The targets include $500m in cash and assets seized from gangs and criminals by 2021.

Nash said a small number of key targets would help focus police on priority areas, and since taking on the job, he has been clear about his plan to focus on gang-related crime.
KPIs on seizures can provide similar bad incentives for police, depending on what the rewards and penalties are for hitting those KPIs.

Here's the snapshot of the Cabinet paper from Stuff.


Asset seizures should never ever ever be a KPI target. At best they could be an intermediate target towards some actual KPI of, say, reducing overall criminal activity. But targeting it directly seems an exceptionally bad idea.

In case it is less than obvious why it is an exceptionally bad idea, here are some examples.

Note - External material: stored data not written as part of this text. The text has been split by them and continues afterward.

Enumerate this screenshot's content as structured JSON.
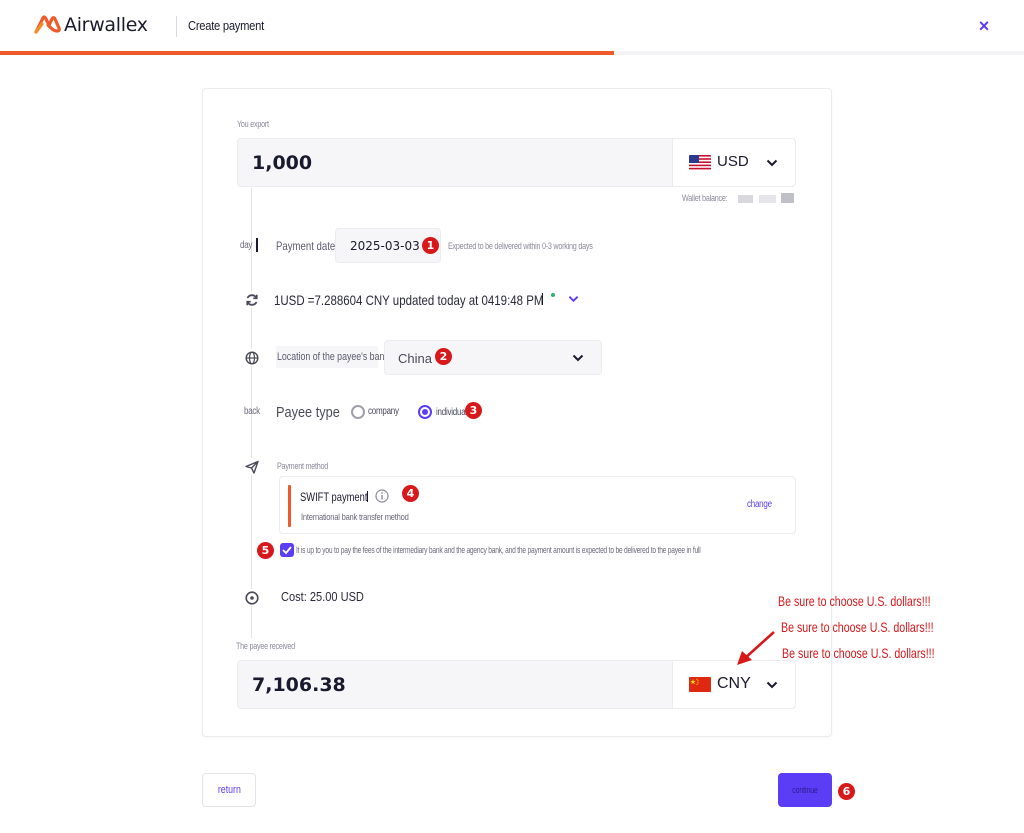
{
  "app": {
    "brand": "Airwallex",
    "page_title": "Create payment",
    "close_icon": "×"
  },
  "progress": {
    "fraction": 0.6
  },
  "export": {
    "label": "You export",
    "amount": "1,000",
    "currency": "USD",
    "wallet_label": "Wallet balance:"
  },
  "payment_date": {
    "side_label": "day",
    "label": "Payment date",
    "value": "2025-03-03",
    "hint": "Expected to be delivered within 0-3 working days"
  },
  "rate": {
    "text": "1USD =7.288604 CNY updated today at 0419:48 PM"
  },
  "location": {
    "label": "Location of the payee's bank",
    "value": "China"
  },
  "payee_type": {
    "side_label": "back",
    "label": "Payee type",
    "options": [
      "company",
      "individual"
    ],
    "selected": "individual"
  },
  "payment_method": {
    "label": "Payment method",
    "title": "SWIFT payment",
    "subtitle": "International bank transfer method",
    "change": "change"
  },
  "fees": {
    "text": "It is up to you to pay the fees of the intermediary bank and the agency bank, and the payment amount is expected to be delivered to the payee in full",
    "checked": true
  },
  "cost": {
    "text": "Cost: 25.00 USD"
  },
  "received": {
    "label": "The payee received",
    "amount": "7,106.38",
    "currency": "CNY"
  },
  "annotations": {
    "note1": "Be sure to choose U.S. dollars!!!",
    "note2": "Be sure to choose U.S. dollars!!!",
    "note3": "Be sure to choose U.S. dollars!!!",
    "badges": [
      "1",
      "2",
      "3",
      "4",
      "5",
      "6"
    ],
    "color": "#d7191c"
  },
  "footer": {
    "return": "return",
    "continue": "continue"
  },
  "colors": {
    "accent": "#5b3df5",
    "brand": "#ef5a2a",
    "annotation": "#d7191c"
  }
}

  • If gangs own less than $500m in total assets, the police have strong incentive to deem more people as being gang-affiliated so that they can steal more stuff from them. The same holds true regardless of how much gang-affiliated people own. What matters is how easy it is to seize assets from different people, and how easy it is to claim that those people are gang-affiliated. 
  • It encourages seizing the easiest-to-seize stuff, which may not be the assets that are either most directly tied to actual criminal activity or the assets most critical to continued criminal activity;
  • Police always have choices about how to spend their time. Those choices depend on the KPIs. Should police be prioritising work leading to potential seizures over other work? Shouldn't they be instead trying to minimise the overall burden of crime, and figuring out what measures work best toward those ends?
As a general rule, whenever NoRightTurn and I agree that a policy is terrible, we should have a joint veto on it.